30 Ocak 2022 Pazar

Zeki Gürel: Bir “Beyin” Hicretinin Teşrihi

 Zeki Gürel: Bir “Beyin” Hicretinin Teşrihi

Veysi ERKEN

Öz yurdunda garip olma duygusunu yaşadınız mı hiç?

Hele hele mukaddesleriniz için hicreti göze alabildiniz mi?

İşte böyle duyguları benim gibi yaşayan insanları tanıdım.

Onlarla hemhal oldum. İçin için ağlıyorlardı ama dertlerini ve garipliklerini hiç kimseye hissettirmek istemiyorlardı.

Onlar her şeye rağmen Türkiye sevdalısıydılar, ülkücüydüler. “Bir garip öldü diyeler/ Üç gün sonra duyalar/ Soğuk suyla yuyalar” mısralarını ruhlarının derinliklerinde yaşasalar da hicreti düşünmüyorlardı.

 Vatanda gurbeti başka yere/yerlere tercih ediyorlardı.

Sabrettiler, direndiler olmadı.

Beyin göçünü istemiyorlardı ekmeğini yedikleri, suyunu içtikleri vatanlarından.

Hizmet aşkıyla yüklüydüler. Güzide gençliği yetiştirmek istiyorlardı. Deryada bir damlada olsa katkılarının olması gayretindeydiler.

Olmadı.

Çok hırpalandılar.

Zeki ve Rana Gürel idi adları.

İşte bu ülkü devi insanlar, ülkesine ve ülküsüne âşık insanlar hicrete zorlandılar.

Ülkesine ve milletine hizmet etme sevdasından zerre mıskal taviz vermeyenlerin hicret ızdırabını yaşadı bu ülke.

Ülkücü bir ailenin garipliğini tattı bu ülke.

Bir dost uçtu gurbete sırf hanımının örtüsü için.

Öz yurdunda garipliği ve kimsesizliği yaşadığı için.

İnancından taviz vermediği için.

Tavize alışık değillerdi ecdadından taşıdığı genler hasebiyle.

Ataları da göç etmişlerdi vatana hizmet diye.  O da ecdadının yolunu tutacaktı, gittiği yere ışık saçacaktı örtülü hanımıyla.

Dedik ya; alışık idiler sülalece hicrete.

Anadolu’dan Balkanlara giden evlad-ı fatihanın neslindendi ne de olsa.
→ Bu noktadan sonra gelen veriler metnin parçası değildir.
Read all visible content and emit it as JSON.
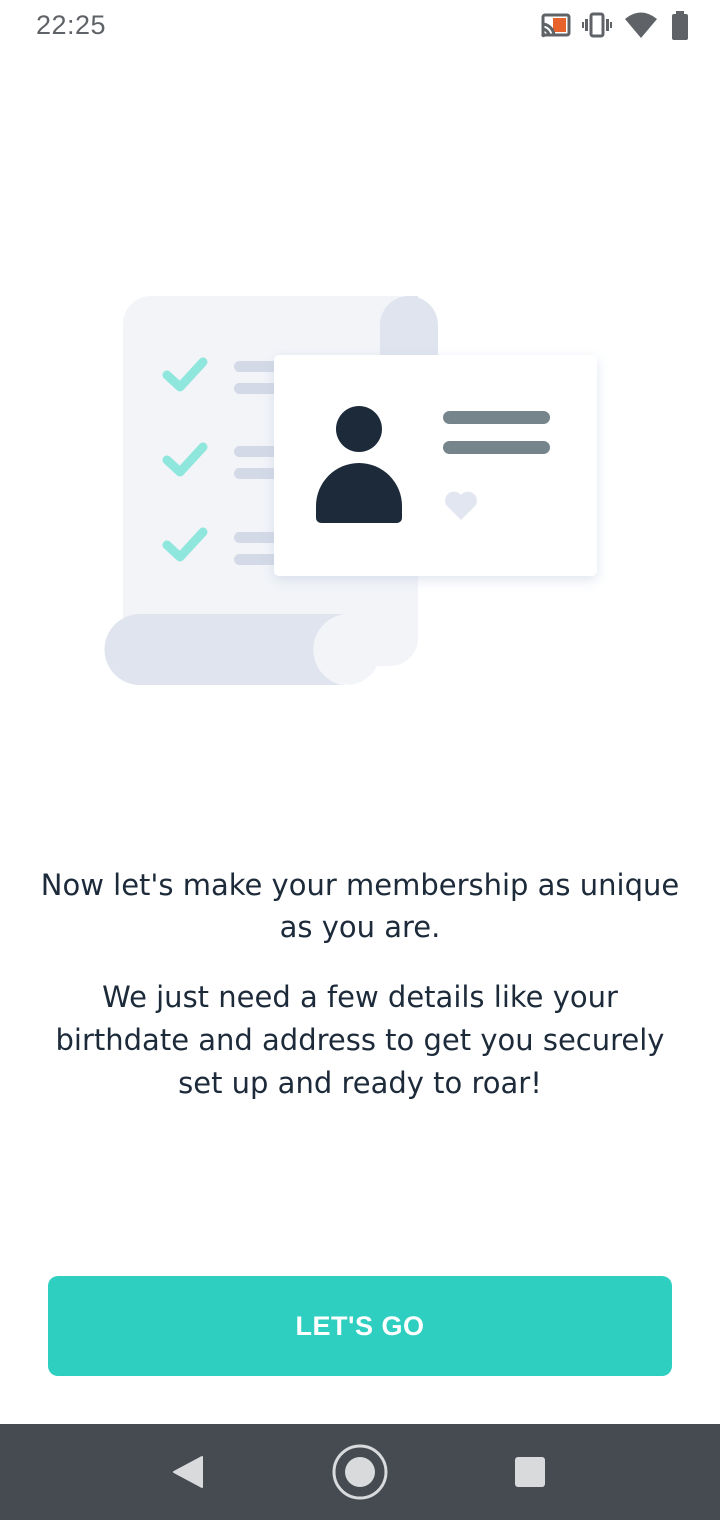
{
  "status_bar": {
    "time": "22:25",
    "icons": [
      "cast-icon",
      "vibrate-icon",
      "wifi-icon",
      "battery-icon"
    ],
    "cast_accent_color": "#e8622c"
  },
  "illustration": {
    "icon": "membership-card-illustration",
    "colors": {
      "paper": "#f2f4f8",
      "paper_shade": "#dfe4ef",
      "check": "#8fe6dd",
      "line": "#d3d9e6",
      "avatar": "#1c2a3a",
      "card_lines": "#76848c",
      "heart": "#e2e6f0"
    }
  },
  "content": {
    "headline": "Now let's make your membership as unique as you are.",
    "body": "We just need a few details like your birthdate and address to get you securely set up and ready to roar!"
  },
  "cta": {
    "label": "LET'S GO",
    "color": "#2ecfc0"
  },
  "nav_bar": {
    "background": "#464a51",
    "buttons": [
      "back-icon",
      "home-icon",
      "recents-icon"
    ]
  }
}
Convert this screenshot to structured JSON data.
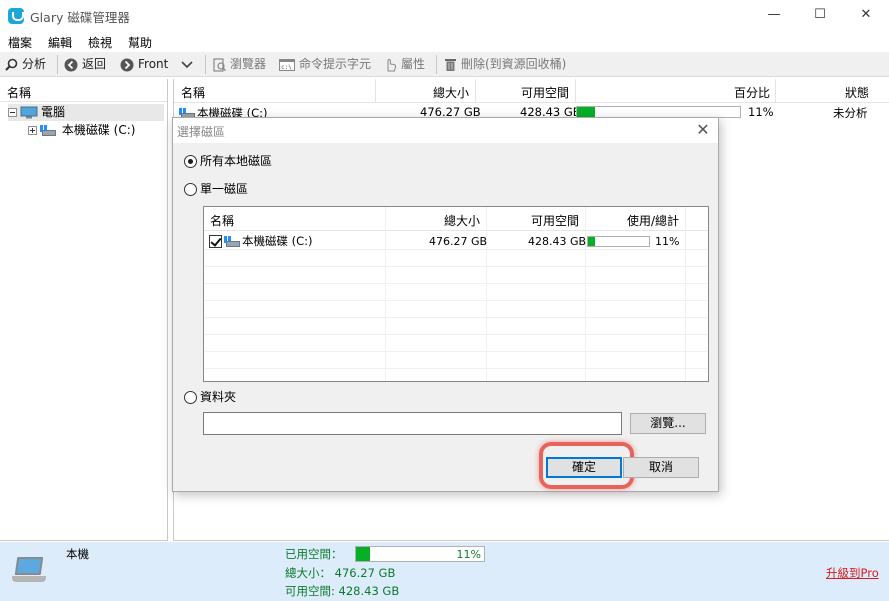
{
  "window": {
    "title": "Glary 磁碟管理器"
  },
  "window_controls": {
    "minimize": "—",
    "maximize": "☐",
    "close": "✕"
  },
  "menubar": [
    "檔案",
    "編輯",
    "檢視",
    "幫助"
  ],
  "toolbar": {
    "analyze": "分析",
    "back": "返回",
    "forward": "Front",
    "browser": "瀏覽器",
    "cmd": "命令提示字元",
    "properties": "屬性",
    "delete": "刪除(到資源回收桶)"
  },
  "left_pane": {
    "header": "名稱",
    "tree": [
      {
        "label": "電腦",
        "expander": "minus"
      },
      {
        "label": "本機磁碟 (C:)",
        "expander": "plus"
      }
    ]
  },
  "right_pane": {
    "columns": [
      "名稱",
      "總大小",
      "可用空間",
      "百分比",
      "狀態"
    ],
    "rows": [
      {
        "name": "本機磁碟 (C:)",
        "total": "476.27 GB",
        "free": "428.43 GB",
        "percent": "11%",
        "percent_value": 11,
        "status": "未分析"
      }
    ]
  },
  "dialog": {
    "title": "選擇磁區",
    "close": "✕",
    "options": {
      "all_local": "所有本地磁區",
      "single": "單一磁區",
      "folder": "資料夾"
    },
    "selected_option": "all_local",
    "drive_list": {
      "columns": [
        "名稱",
        "總大小",
        "可用空間",
        "使用/總計"
      ],
      "rows": [
        {
          "name": "本機磁碟 (C:)",
          "checked": true,
          "total": "476.27 GB",
          "free": "428.43 GB",
          "percent": "11%",
          "percent_value": 11
        }
      ]
    },
    "folder_value": "",
    "browse_button": "瀏覽...",
    "ok_button": "確定",
    "cancel_button": "取消"
  },
  "statusbar": {
    "computer_label": "本機",
    "used_label": "已用空間：",
    "used_percent": "11%",
    "used_value": 11,
    "total": "總大小： 476.27 GB",
    "free": "可用空間: 428.43 GB",
    "upgrade": "升級到Pro"
  },
  "colors": {
    "progress_fill": "#06b025",
    "accent": "#0078d7",
    "highlight": "#e8635c",
    "status_bg": "#dcecfa",
    "upgrade": "#d61c1c"
  }
}
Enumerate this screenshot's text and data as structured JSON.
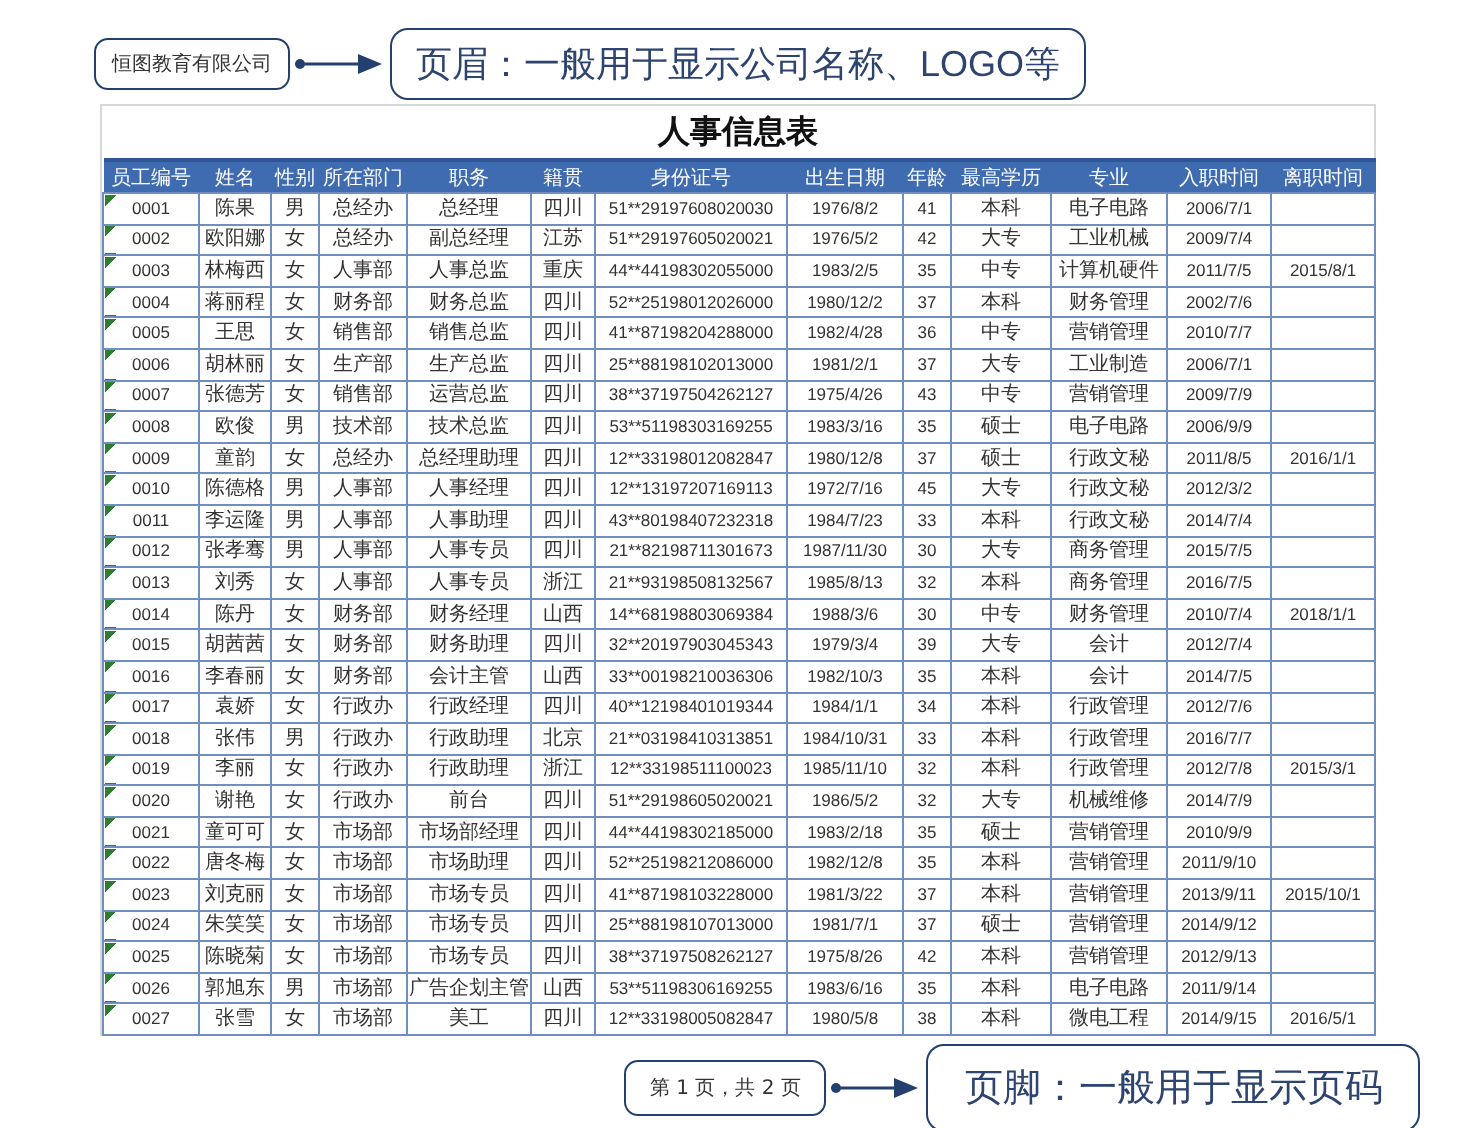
{
  "header": {
    "company": "恒图教育有限公司",
    "note": "页眉：一般用于显示公司名称、LOGO等"
  },
  "table": {
    "title": "人事信息表",
    "columns": [
      "员工编号",
      "姓名",
      "性别",
      "所在部门",
      "职务",
      "籍贯",
      "身份证号",
      "出生日期",
      "年龄",
      "最高学历",
      "专业",
      "入职时间",
      "离职时间"
    ],
    "rows": [
      [
        "0001",
        "陈果",
        "男",
        "总经办",
        "总经理",
        "四川",
        "51**29197608020030",
        "1976/8/2",
        "41",
        "本科",
        "电子电路",
        "2006/7/1"
      ],
      [
        "0002",
        "欧阳娜",
        "女",
        "总经办",
        "副总经理",
        "江苏",
        "51**29197605020021",
        "1976/5/2",
        "42",
        "大专",
        "工业机械",
        "2009/7/4"
      ],
      [
        "0003",
        "林梅西",
        "女",
        "人事部",
        "人事总监",
        "重庆",
        "44**44198302055000",
        "1983/2/5",
        "35",
        "中专",
        "计算机硬件",
        "2011/7/5",
        "2015/8/1"
      ],
      [
        "0004",
        "蒋丽程",
        "女",
        "财务部",
        "财务总监",
        "四川",
        "52**25198012026000",
        "1980/12/2",
        "37",
        "本科",
        "财务管理",
        "2002/7/6"
      ],
      [
        "0005",
        "王思",
        "女",
        "销售部",
        "销售总监",
        "四川",
        "41**87198204288000",
        "1982/4/28",
        "36",
        "中专",
        "营销管理",
        "2010/7/7"
      ],
      [
        "0006",
        "胡林丽",
        "女",
        "生产部",
        "生产总监",
        "四川",
        "25**88198102013000",
        "1981/2/1",
        "37",
        "大专",
        "工业制造",
        "2006/7/1"
      ],
      [
        "0007",
        "张德芳",
        "女",
        "销售部",
        "运营总监",
        "四川",
        "38**37197504262127",
        "1975/4/26",
        "43",
        "中专",
        "营销管理",
        "2009/7/9"
      ],
      [
        "0008",
        "欧俊",
        "男",
        "技术部",
        "技术总监",
        "四川",
        "53**51198303169255",
        "1983/3/16",
        "35",
        "硕士",
        "电子电路",
        "2006/9/9"
      ],
      [
        "0009",
        "童韵",
        "女",
        "总经办",
        "总经理助理",
        "四川",
        "12**33198012082847",
        "1980/12/8",
        "37",
        "硕士",
        "行政文秘",
        "2011/8/5",
        "2016/1/1"
      ],
      [
        "0010",
        "陈德格",
        "男",
        "人事部",
        "人事经理",
        "四川",
        "12**13197207169113",
        "1972/7/16",
        "45",
        "大专",
        "行政文秘",
        "2012/3/2"
      ],
      [
        "0011",
        "李运隆",
        "男",
        "人事部",
        "人事助理",
        "四川",
        "43**80198407232318",
        "1984/7/23",
        "33",
        "本科",
        "行政文秘",
        "2014/7/4"
      ],
      [
        "0012",
        "张孝骞",
        "男",
        "人事部",
        "人事专员",
        "四川",
        "21**82198711301673",
        "1987/11/30",
        "30",
        "大专",
        "商务管理",
        "2015/7/5"
      ],
      [
        "0013",
        "刘秀",
        "女",
        "人事部",
        "人事专员",
        "浙江",
        "21**93198508132567",
        "1985/8/13",
        "32",
        "本科",
        "商务管理",
        "2016/7/5"
      ],
      [
        "0014",
        "陈丹",
        "女",
        "财务部",
        "财务经理",
        "山西",
        "14**68198803069384",
        "1988/3/6",
        "30",
        "中专",
        "财务管理",
        "2010/7/4",
        "2018/1/1"
      ],
      [
        "0015",
        "胡茜茜",
        "女",
        "财务部",
        "财务助理",
        "四川",
        "32**20197903045343",
        "1979/3/4",
        "39",
        "大专",
        "会计",
        "2012/7/4"
      ],
      [
        "0016",
        "李春丽",
        "女",
        "财务部",
        "会计主管",
        "山西",
        "33**00198210036306",
        "1982/10/3",
        "35",
        "本科",
        "会计",
        "2014/7/5"
      ],
      [
        "0017",
        "袁娇",
        "女",
        "行政办",
        "行政经理",
        "四川",
        "40**12198401019344",
        "1984/1/1",
        "34",
        "本科",
        "行政管理",
        "2012/7/6"
      ],
      [
        "0018",
        "张伟",
        "男",
        "行政办",
        "行政助理",
        "北京",
        "21**03198410313851",
        "1984/10/31",
        "33",
        "本科",
        "行政管理",
        "2016/7/7"
      ],
      [
        "0019",
        "李丽",
        "女",
        "行政办",
        "行政助理",
        "浙江",
        "12**33198511100023",
        "1985/11/10",
        "32",
        "本科",
        "行政管理",
        "2012/7/8",
        "2015/3/1"
      ],
      [
        "0020",
        "谢艳",
        "女",
        "行政办",
        "前台",
        "四川",
        "51**29198605020021",
        "1986/5/2",
        "32",
        "大专",
        "机械维修",
        "2014/7/9"
      ],
      [
        "0021",
        "童可可",
        "女",
        "市场部",
        "市场部经理",
        "四川",
        "44**44198302185000",
        "1983/2/18",
        "35",
        "硕士",
        "营销管理",
        "2010/9/9"
      ],
      [
        "0022",
        "唐冬梅",
        "女",
        "市场部",
        "市场助理",
        "四川",
        "52**25198212086000",
        "1982/12/8",
        "35",
        "本科",
        "营销管理",
        "2011/9/10"
      ],
      [
        "0023",
        "刘克丽",
        "女",
        "市场部",
        "市场专员",
        "四川",
        "41**87198103228000",
        "1981/3/22",
        "37",
        "本科",
        "营销管理",
        "2013/9/11",
        "2015/10/1"
      ],
      [
        "0024",
        "朱笑笑",
        "女",
        "市场部",
        "市场专员",
        "四川",
        "25**88198107013000",
        "1981/7/1",
        "37",
        "硕士",
        "营销管理",
        "2014/9/12"
      ],
      [
        "0025",
        "陈晓菊",
        "女",
        "市场部",
        "市场专员",
        "四川",
        "38**37197508262127",
        "1975/8/26",
        "42",
        "本科",
        "营销管理",
        "2012/9/13"
      ],
      [
        "0026",
        "郭旭东",
        "男",
        "市场部",
        "广告企划主管",
        "山西",
        "53**51198306169255",
        "1983/6/16",
        "35",
        "本科",
        "电子电路",
        "2011/9/14"
      ],
      [
        "0027",
        "张雪",
        "女",
        "市场部",
        "美工",
        "四川",
        "12**33198005082847",
        "1980/5/8",
        "38",
        "本科",
        "微电工程",
        "2014/9/15",
        "2016/5/1"
      ]
    ]
  },
  "footer": {
    "page_label": "第 1 页，共 2 页",
    "note": "页脚：一般用于显示页码"
  }
}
Orta Anadolu’nun güzel bir şehrinin Kayseri’nin çocuğu olduğu halde Balkanlarda yaşayan akrabalarını hiç unutmamıştı ülkü eri.

O her yerde ve her zaman sadece hizmeti düşünürdü Türk coğrafyası sevdalısı olduğu için.

Zeki’nin hayat serüveninin ilk duraklarından biriydi Urfa.

O gencecik bir öğretmendi.

Köy çocuklarına sevgiyi, bilgiyi, mahareti ve hüneri öğretecekti, olmadı.

Hizmetini engellediler sevgi ve bilgi düşmanları.

O yılmadı baskılardan.

Kader çizgisi ona bir yön tayin etmişti bu devrede. Zira o edebiyat fakültesini kazanmış ve köyü terk etmesi mukadder olmuştu.

Zeki bin bir zorlukla üniversiteyi bitirdi Dar’ul-Mualliminle (Ankara Yüksek Öğretmen Okulu) birlikte.

O artık çocukları değil gençliği eğitecekti.

Türkiye’nin yarınına katkısı olacaktı. Bu gayeyle öğretim görevlisi oldu. O azimliydi. Öğretirken öğrenmeye devam ediyordu.

Azmin elinden bir şey kurtulmazdı inancına göre.

Gayret etti ve doktorasını bitirdi. Öğretim görevlisiyken.

Zeki inancına uygun bir eş bulmuştu.

Rana hem hanımı hem de meslektaşıydı.

O da Zeki gibi Türkiye sevdalısıydı.

Zeki arkadaşının daveti üzerine başka bir fakülteye öğretim üyesi olarak gitti. Hem de yönetici olarak. Hem hizmet edecek, hem de arkadaşına yardımcı olacaktı.

Ne de olsa arkadaşıyla aynı yağmurlarda ıslanmışlardı.

Hicretinin iyi günlere vesile olacağını düşünüyordu.

Olmadı.

İyi günler yerine sıkıntılar başlamıştı.

Hem de sıkıntının başı arkadaşıydı.

Zeki arkadaşını tanıyamıyordu.

Değişmişti arkadaşı.

O artık ülkücü değil sistemin adamıydı.

İnancından taviz vermeyi marifet zannediyordu.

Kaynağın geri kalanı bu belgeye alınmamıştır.